Remember when Obama was going to lose Hispanics after HRC lost? The CW has been profoundly wrong so many times. It's wrong about turnout, too.
By Todd Dugdale , at 2:47 AM
EPM, good point. But she better have an Obama style grass roots fundraising model.
....
Todd, YEah, I always thought Florida was out of reach because of over 65. The stock market crash and home value collapse shifted that.
The polling has been solid for a month, and I'm pretty good about fighting the Obama frets, but I still wonder about the solidity of that.
But then again, they spent a whole lot of money there, and I do believe the new/lapsed/black vote will be big.
It may be because I really want Florida. I want it as an anti-Bush symbol.
By mikevotes, at 6:19 AM
I am not at all sure about Obama winning FL, but just him being within the MOE there is tremendous given all that was stacked against him. If he does lose FL, it won't be because of the ground game.

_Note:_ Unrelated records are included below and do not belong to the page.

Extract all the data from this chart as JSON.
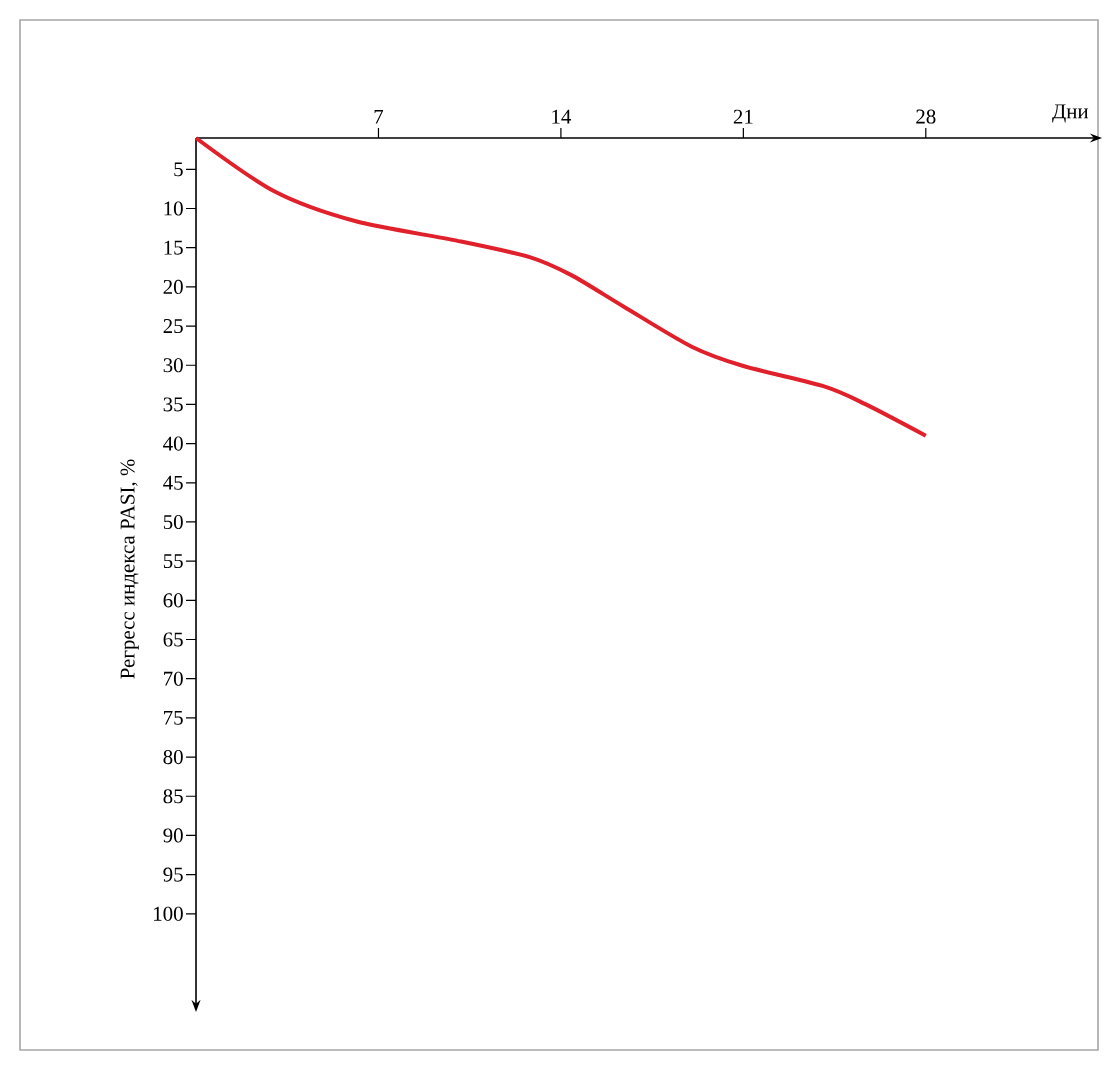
{
  "chart_data": {
    "type": "line",
    "xlabel": "Дни",
    "ylabel": "Регресс индекса PASI, %",
    "x": [
      0,
      3.0,
      6.1,
      10.0,
      12.8,
      14.4,
      16.4,
      19.0,
      21.0,
      24.1,
      25.7,
      28.0
    ],
    "values": [
      1,
      7.8,
      11.6,
      14.1,
      16.2,
      18.5,
      22.5,
      27.6,
      30.1,
      32.7,
      35.0,
      39.0
    ],
    "color": "#e0202a",
    "xlim": [
      0,
      34.3
    ],
    "ylim": [
      111,
      1
    ],
    "xticks": [
      7,
      14,
      21,
      28
    ],
    "yticks": [
      5,
      10,
      15,
      20,
      25,
      30,
      35,
      40,
      45,
      50,
      55,
      60,
      65,
      70,
      75,
      80,
      85,
      90,
      95,
      100
    ]
  }
}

Florida is "do or die" for McCain, so forcing him to hire canvassers and spend money on the air war is brilliant because it means he can't defend several other states adequately. And McCain is broke. His GOTV organisers are now having to pay their own way (air, lodging, expenses) to go to red states and get GOTV efforts rolling. He's spending all of his remaining money on the air war to push points that people have already heard a thousand times.
By Todd Dugdale , at 11:39 AM
I still want Florida, though. I don't know why. It's a bit irrational, but I want to see it blue.
And, not objective here, but here's the Florida case. 600,000 registered and eligible black voters, another 500,000 or so new reg or lapsed coupled with the largest turnout effort ever in a state, over 1,000 staffers and something like 50K volunteers, against that pitiful McCain operation that's not really being aided by the Florida GOP.
One of my favorite Florida stats is that Crist and the state GOP are holding back $2 million for the 2010 election.
I know the polling, and the genral zeitgeist of those covering the state, and I know I'm kinda grabbing at straws, but I really really want it.